Cringely’s NerdTV has started with an interview of Andy Hertzfeld:
I was a grad student at UC Berkeley when I bought my Apple II and it suddenly because a lot more interesting than school. I started focusing all my time on being an Apple II hobbyist, dropped out of grad school to go to work for Apple in August of ’79. I did some products for the Apple II, most notably the first small low cost thermal printer, the Silent Type. I started on the Mac team in February of 1981, wrote a lot of the original system software for the Mac including the User Interface Toolbox, the Window Manager, Menu Manager, Control Manager. I left Apple in April of 1984, pretty soon after the introduction of the Mac. I helped my friend Burrell Smith who did the digital hardware for the Mac start a company called Radius in 1986 that made peripherals for the Mac. I did a lot of stuff as a third-party developer, sold system software back to Apple. In 1990, along with Bill Atkinson, who was sort of my mentor on the Mac project, we started a company called General Magic that made some of the first handheld computers – what they call a PDA, though I always thought that was not such a good name.
Jobs versus Gates:
Steve came over to my house shortly after [Triumph of the Nerds] aired in 1996. I asked him what he thought of the documentary. He said he thought it was really good, but when he watched it on TV he thought his comment about Bill Gates having no taste might have been a little too harsh. So he called Bill Gates to apologize.I don’t know how you call Bill Gates, but if you are Steve Jobs you get right through. He said, “Bill I’m calling to apologize. I saw the documentary and I said that you had no taste. Well I shouldn’t have said that publicly. It’s true, but I shouldn’t have said it publicly.”
And Bill Gates replied, “I’m glad you called to apologize, Steve, because I thought that was really an inappropriate thing to say.”
Steve couldn’t help himself, he said, “You know it’s true, it’s true you have no taste.”
And Bill Gates responded to him, saying “Steve, I may have no taste, but that doesn’t mean my entire company has no taste.”

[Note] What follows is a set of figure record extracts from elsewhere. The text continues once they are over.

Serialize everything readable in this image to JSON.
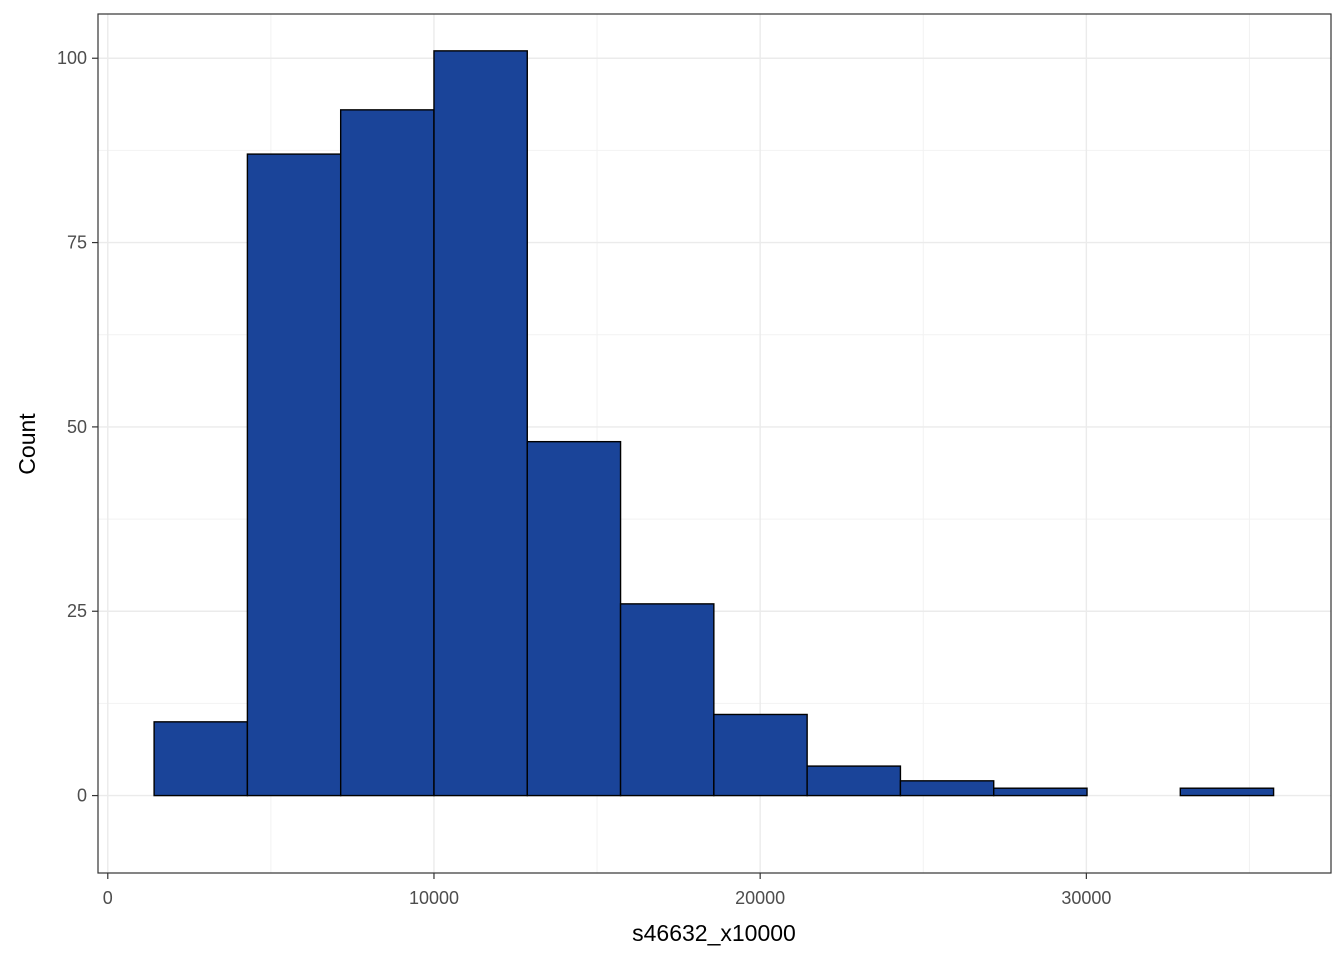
{
  "chart_data": {
    "type": "bar",
    "subtype": "histogram",
    "title": "",
    "xlabel": "s46632_x10000",
    "ylabel": "Count",
    "xlim": [
      -300,
      37500
    ],
    "ylim": [
      -10.5,
      106
    ],
    "x_ticks": [
      0,
      10000,
      20000,
      30000
    ],
    "x_tick_labels": [
      "0",
      "10000",
      "20000",
      "30000"
    ],
    "y_ticks": [
      0,
      25,
      50,
      75,
      100
    ],
    "y_tick_labels": [
      "0",
      "25",
      "50",
      "75",
      "100"
    ],
    "bins": [
      {
        "x0": 1420,
        "x1": 4280,
        "count": 10
      },
      {
        "x0": 4280,
        "x1": 7140,
        "count": 87
      },
      {
        "x0": 7140,
        "x1": 10000,
        "count": 93
      },
      {
        "x0": 10000,
        "x1": 12860,
        "count": 101
      },
      {
        "x0": 12860,
        "x1": 15720,
        "count": 48
      },
      {
        "x0": 15720,
        "x1": 18580,
        "count": 26
      },
      {
        "x0": 18580,
        "x1": 21440,
        "count": 11
      },
      {
        "x0": 21440,
        "x1": 24300,
        "count": 4
      },
      {
        "x0": 24300,
        "x1": 27160,
        "count": 2
      },
      {
        "x0": 27160,
        "x1": 30020,
        "count": 1
      },
      {
        "x0": 30020,
        "x1": 32880,
        "count": 0
      },
      {
        "x0": 32880,
        "x1": 35740,
        "count": 1
      }
    ],
    "fill_color": "#1a4499",
    "stroke_color": "#000000",
    "grid": true,
    "theme": "bw"
  }
}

So Bill admitted he had no taste, but thought it was an unfair slur to say that MICROSOFT had no taste.
Another anecdote:
In January, 2004, the Computer History Museum had a little presentation about the marketing of the Macintosh with all the original Macintosh marketing team up on the stage. And a large percentage of the rest of the Mac team in the audience. They had a Q&A toward the end and an older guy got up and said he thought MacPaint was probably the best program ever written. Was it possible for him to see the source code? It turns out the person asking the question was Don Knuth — another one of my heroes. He came up to me afterwards.
[...]
Don Knuth repeated his request to me and I thought, “Boy, that’s Don Knuth asking me for a favor, I’d better do as much as I can to fulfill this. So as soon as I got home I called Bill and said, “You’ve got to have a copy of the MacPaint source lying around somewhere.” Nope. He had it on an old Profile hard drive that went up in smoke 10 years ago. I said, “Come on, Bill, it has got to be on a floppy somewhere.” I twisted his arm hard enough, he called me back two days later he’d found this wooden box with floppies in it — he’s got the MacPaint source, but no machine to read a floppy.So I cobble together an old Mac. It turns out it is in an obsolete file format that had never shipped, because it was the Lisa Monitor file format that was just used for the development of the Lisa. So I had to write a utility to piece things together. It turns out the files weren’t even encoded in text. In those days bytes were precious enough that it actually used a run length encoding to get the blanks at he beginning of scan lines and source code. All the indentation was wrong so I wrote another utility in perl and was able to get clean beautiful copies of the MacPaint source. Put them on a CD, sent them off to Don Knuth. He responded by inviting Bill and I over to his house, which was quite something.